Dieser lief panisch wieder zurück ins Kanzleramt. Er hatte es erst gar nicht gemerkt, dass der Brief weg war. Erst, als er die Mappe mit den Unterlagen öffnete. Da fand er den Brief nicht mehr. Ihm war sofort klar, dass er ihn bei der Sitzung verloren haben müsste. Und dann brach eine Panik in ihm aus. Wenn den jemand falsches in die Hände bekam. Dann könnte alles ganz schnell vorbei sein. Wie konnte er nur so unbedacht gewesen sein? Er ärgerte sich maßlos über sich selbst. Und wurde von allen im Kanzleramt irritiert beäugt, als er hektisch wieder in das Gebäude zurückkehrte. Und dann nichtmal zum Kanzler wollte. Eigentlich kamen sie sonst nur deshalb dorthin. Aber dieses Mal hatte es einen anderen Grund. Er schaute sich auf dem Boden um, auf den Gängen, auf den Tischen, an denen er gesessen hatte. Doch nirgendwo lag dieses Stück Papier. Nirgendwo. Verzweifelt fuhr er sich mit der Hand über sein Gesicht. Der Brief konnte doch nicht einfach weg sein.
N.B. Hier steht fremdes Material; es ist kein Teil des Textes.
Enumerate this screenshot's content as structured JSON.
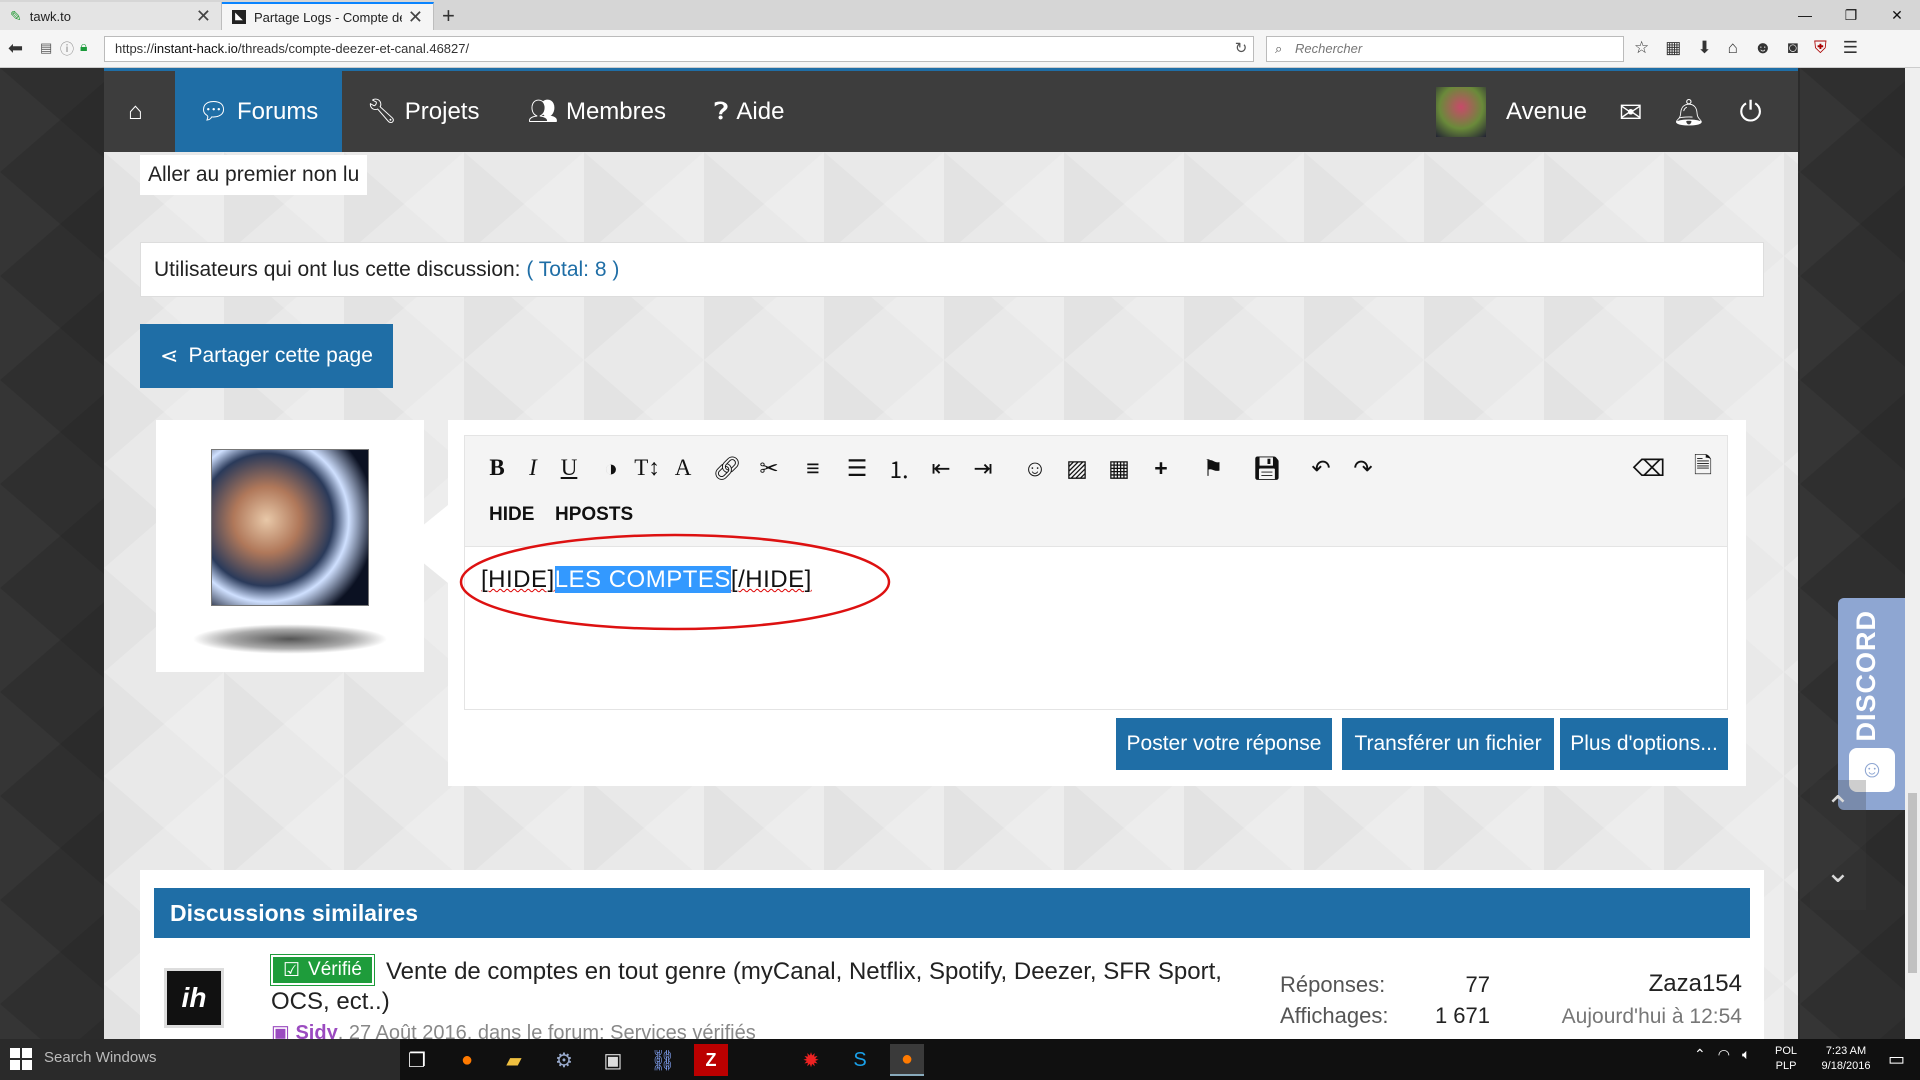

Das geht doch gar nicht! Also musste ihn jemand genommen haben. Bei diesem Gedanken wurde Robert ganz schlecht. Wenn es jemand aus dem Kabinett war? Vielleicht sogar der Kanzler? Dann würde mindestens Robert hochkant aus seinem Amt fliegen. Und vielleicht auch Christian. Ihm musste jegliche Farbe aus dem Gesicht gewichen sein, als er diesen Gedanken zuließ. Er fühlte sich mit einem Mal wieder so zurück versetzt in die Zeit ihrer Beziehung. Denn auch in dieser hatte er immer diese Angst gehabt, aufzufliegen. Doch jetzt war diese Angst wirklich real. Sie war echt und begründet. Verdammt nochmal jeder aus dem Kabinett konnte diesen Brief haben. Und ihn selbstverständlich auch lesen. Und Robert wusste, dass es mit Sicherheit auch Kollegen gab, die dies gegen ihn verwenden würden. Ziemlich sicher. Roberts letzte Hoffnung war Annalena. Vielleicht hatte sie den Brief ja gefunden und eingesteckt. Er hoffte es so sehr. Bevor er sie nicht anrief, konnte er keinen Schritt aus dem Gebäude raus machen.